На следующий день позвонила Анна Петровна.
— Таня, — сказала она, — я с Сергеем поговорила.
— Поговорили.
— Предупредила его.
— Что предупредили?
— Что если еще раз поднимет на тебя руку, я его накажу.
— Как накажете?
— Лишу наследства.
— И он поверил?
— Поверил. Знает, что я не шучу.
— А если он все равно будет бить?
— Не будет. Он деньги любит больше, чем злость.
— А если полюбит злость больше?
— Тогда придумаем что-то еще.
— Что придумаем?
— Не знаю. Но что-нибудь придумаем.
— Анна Петровна, а вы не пожалеете, что заступились за меня?
— Не пожалею.
— А если Сергей обидится?
— Пусть обижается.
— Но вы же его любите.
— Люблю. Но это не значит, что должна покрывать его гадости.
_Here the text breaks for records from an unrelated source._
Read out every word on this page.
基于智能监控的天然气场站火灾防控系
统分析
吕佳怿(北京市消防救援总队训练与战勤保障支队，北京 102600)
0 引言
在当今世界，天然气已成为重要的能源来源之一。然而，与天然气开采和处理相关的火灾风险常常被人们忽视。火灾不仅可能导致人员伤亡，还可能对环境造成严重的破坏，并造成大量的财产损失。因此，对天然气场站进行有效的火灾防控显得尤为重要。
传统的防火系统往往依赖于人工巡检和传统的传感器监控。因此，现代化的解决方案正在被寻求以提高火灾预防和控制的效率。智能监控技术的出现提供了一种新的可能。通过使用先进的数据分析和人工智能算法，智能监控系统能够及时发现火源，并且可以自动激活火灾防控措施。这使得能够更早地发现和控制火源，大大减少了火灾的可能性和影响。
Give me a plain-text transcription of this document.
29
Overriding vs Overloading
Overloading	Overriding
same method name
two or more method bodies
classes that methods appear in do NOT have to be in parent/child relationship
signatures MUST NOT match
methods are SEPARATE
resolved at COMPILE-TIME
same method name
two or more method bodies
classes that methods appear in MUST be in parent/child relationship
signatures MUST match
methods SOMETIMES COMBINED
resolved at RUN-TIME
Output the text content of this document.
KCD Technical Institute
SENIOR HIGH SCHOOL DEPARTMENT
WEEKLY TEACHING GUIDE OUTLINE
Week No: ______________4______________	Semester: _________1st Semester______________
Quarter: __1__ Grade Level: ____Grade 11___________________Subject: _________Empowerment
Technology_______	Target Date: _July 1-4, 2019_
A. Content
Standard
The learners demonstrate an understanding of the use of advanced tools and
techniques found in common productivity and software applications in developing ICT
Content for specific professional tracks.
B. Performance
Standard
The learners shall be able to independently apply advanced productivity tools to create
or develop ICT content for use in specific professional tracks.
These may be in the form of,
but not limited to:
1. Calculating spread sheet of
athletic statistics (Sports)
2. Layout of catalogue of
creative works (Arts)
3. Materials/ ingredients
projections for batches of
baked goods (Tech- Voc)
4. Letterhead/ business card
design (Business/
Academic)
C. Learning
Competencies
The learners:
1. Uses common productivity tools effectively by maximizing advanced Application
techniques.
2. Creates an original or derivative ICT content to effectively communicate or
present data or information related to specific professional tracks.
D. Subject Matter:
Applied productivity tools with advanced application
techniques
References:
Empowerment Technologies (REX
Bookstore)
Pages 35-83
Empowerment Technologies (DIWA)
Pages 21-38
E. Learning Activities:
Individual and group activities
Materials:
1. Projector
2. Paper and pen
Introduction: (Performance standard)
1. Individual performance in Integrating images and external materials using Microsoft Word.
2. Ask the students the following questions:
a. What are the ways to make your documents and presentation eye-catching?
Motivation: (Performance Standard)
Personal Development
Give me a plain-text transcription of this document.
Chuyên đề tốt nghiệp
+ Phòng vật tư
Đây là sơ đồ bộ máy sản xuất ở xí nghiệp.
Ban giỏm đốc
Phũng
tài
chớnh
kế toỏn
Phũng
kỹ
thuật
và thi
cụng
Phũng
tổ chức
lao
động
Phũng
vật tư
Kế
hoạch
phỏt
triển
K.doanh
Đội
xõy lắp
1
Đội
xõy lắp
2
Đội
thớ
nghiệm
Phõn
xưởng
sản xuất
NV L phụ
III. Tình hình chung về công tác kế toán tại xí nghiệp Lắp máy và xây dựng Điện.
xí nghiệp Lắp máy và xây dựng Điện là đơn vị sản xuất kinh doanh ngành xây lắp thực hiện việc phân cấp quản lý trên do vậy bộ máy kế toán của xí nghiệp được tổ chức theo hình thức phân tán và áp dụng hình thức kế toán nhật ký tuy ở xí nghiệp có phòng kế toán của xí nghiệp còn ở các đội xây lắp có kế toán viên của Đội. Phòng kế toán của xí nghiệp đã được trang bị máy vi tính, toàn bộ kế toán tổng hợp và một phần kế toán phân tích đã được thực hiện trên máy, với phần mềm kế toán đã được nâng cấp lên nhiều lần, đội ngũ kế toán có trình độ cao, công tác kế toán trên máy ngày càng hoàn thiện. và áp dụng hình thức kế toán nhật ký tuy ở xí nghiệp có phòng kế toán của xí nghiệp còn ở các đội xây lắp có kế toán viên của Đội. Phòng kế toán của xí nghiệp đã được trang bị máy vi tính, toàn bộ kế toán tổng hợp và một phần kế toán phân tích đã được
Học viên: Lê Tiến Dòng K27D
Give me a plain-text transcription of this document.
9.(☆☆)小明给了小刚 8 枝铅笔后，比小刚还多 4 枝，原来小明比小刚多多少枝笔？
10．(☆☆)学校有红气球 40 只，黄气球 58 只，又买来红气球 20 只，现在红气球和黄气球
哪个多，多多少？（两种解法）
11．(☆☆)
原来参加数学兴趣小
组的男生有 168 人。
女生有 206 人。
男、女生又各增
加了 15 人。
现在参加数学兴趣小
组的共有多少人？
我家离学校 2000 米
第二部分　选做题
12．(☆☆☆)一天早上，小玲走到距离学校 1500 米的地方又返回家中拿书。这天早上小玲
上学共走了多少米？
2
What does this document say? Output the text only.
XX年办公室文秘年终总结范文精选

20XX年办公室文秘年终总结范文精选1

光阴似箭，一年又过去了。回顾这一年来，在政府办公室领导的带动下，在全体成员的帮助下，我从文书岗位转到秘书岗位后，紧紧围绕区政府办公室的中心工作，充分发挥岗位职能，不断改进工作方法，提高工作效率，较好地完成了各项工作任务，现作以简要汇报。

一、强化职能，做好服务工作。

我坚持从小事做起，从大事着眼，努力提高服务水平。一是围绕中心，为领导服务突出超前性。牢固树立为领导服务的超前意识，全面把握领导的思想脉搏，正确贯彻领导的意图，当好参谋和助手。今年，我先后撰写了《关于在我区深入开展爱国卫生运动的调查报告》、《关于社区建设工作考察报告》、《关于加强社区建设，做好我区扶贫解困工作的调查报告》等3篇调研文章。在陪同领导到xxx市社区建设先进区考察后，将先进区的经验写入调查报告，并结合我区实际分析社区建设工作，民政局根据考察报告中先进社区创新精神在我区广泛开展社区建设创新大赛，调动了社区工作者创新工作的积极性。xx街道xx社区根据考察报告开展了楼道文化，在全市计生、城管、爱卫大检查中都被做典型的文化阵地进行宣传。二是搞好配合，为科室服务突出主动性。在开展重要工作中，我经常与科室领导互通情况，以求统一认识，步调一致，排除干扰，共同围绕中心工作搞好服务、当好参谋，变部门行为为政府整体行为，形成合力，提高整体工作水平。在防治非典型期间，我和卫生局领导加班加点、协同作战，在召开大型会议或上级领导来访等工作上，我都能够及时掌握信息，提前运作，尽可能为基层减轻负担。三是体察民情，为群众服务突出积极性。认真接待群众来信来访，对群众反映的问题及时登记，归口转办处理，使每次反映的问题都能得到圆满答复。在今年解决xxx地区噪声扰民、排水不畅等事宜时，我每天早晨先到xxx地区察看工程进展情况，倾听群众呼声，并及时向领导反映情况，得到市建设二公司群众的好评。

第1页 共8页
— Но ведь я же не ваша дочь.
— А что?
— А то, что вы заступаетесь за чужого человека.
— Ты не чужая. Ты жена моего сына.
— Но все равно не родная.
— Таня, — сказала Анна Петровна строго, — запомни одну вещь.
— Какую?
— Семейное насилие — это не семейное дело. Это преступление.
— Но ведь люди говорят — не выноси сор из избы.
— Люди говорят разное. Но когда дело касается побоев, сор выносить нужно.
— А если это позорит семью?
— Семью позорит не жалоба на насилие. Семью позорит само насилие.
— Но ведь все узнают.
— И что, что узнают?
— Будут осуждать.
— Кого осуждать?
— Меня.
— За что тебя осуждать?
— За то, что терпела.
— А Сергея за что осуждать будут?
— За то, что бил.
— Вот видишь. Значит, осуждать будут его, а не тебя.
— Но меня тоже.
— Может быть. Но это неправильно.
— Но так есть.
— Тогда плевать на таких людей.
— Анна Петровна, а что если он узнает, что вы знаете?
— Уже знает.
— И что?
— И ничего. Сказал, что больше не будет.
— А если будет?
— Не будет. Я его знаю.
— А если все-таки будет?
— Тогда не позорь семью — сразу уходи от него.
— Как уходи?
— Собирай вещи и уходи.
— Но это же позор для семьи.
— Позор — когда терпишь. А когда уходишь от насильника — это не позор. Это правильно.
Я поняла тогда, что Анна Петровна не такая, как другие свекрови. Она первая сказала мне правду — семья не должна покрывать насилие. И уход от мужа-тирана — это не позор, а спасение.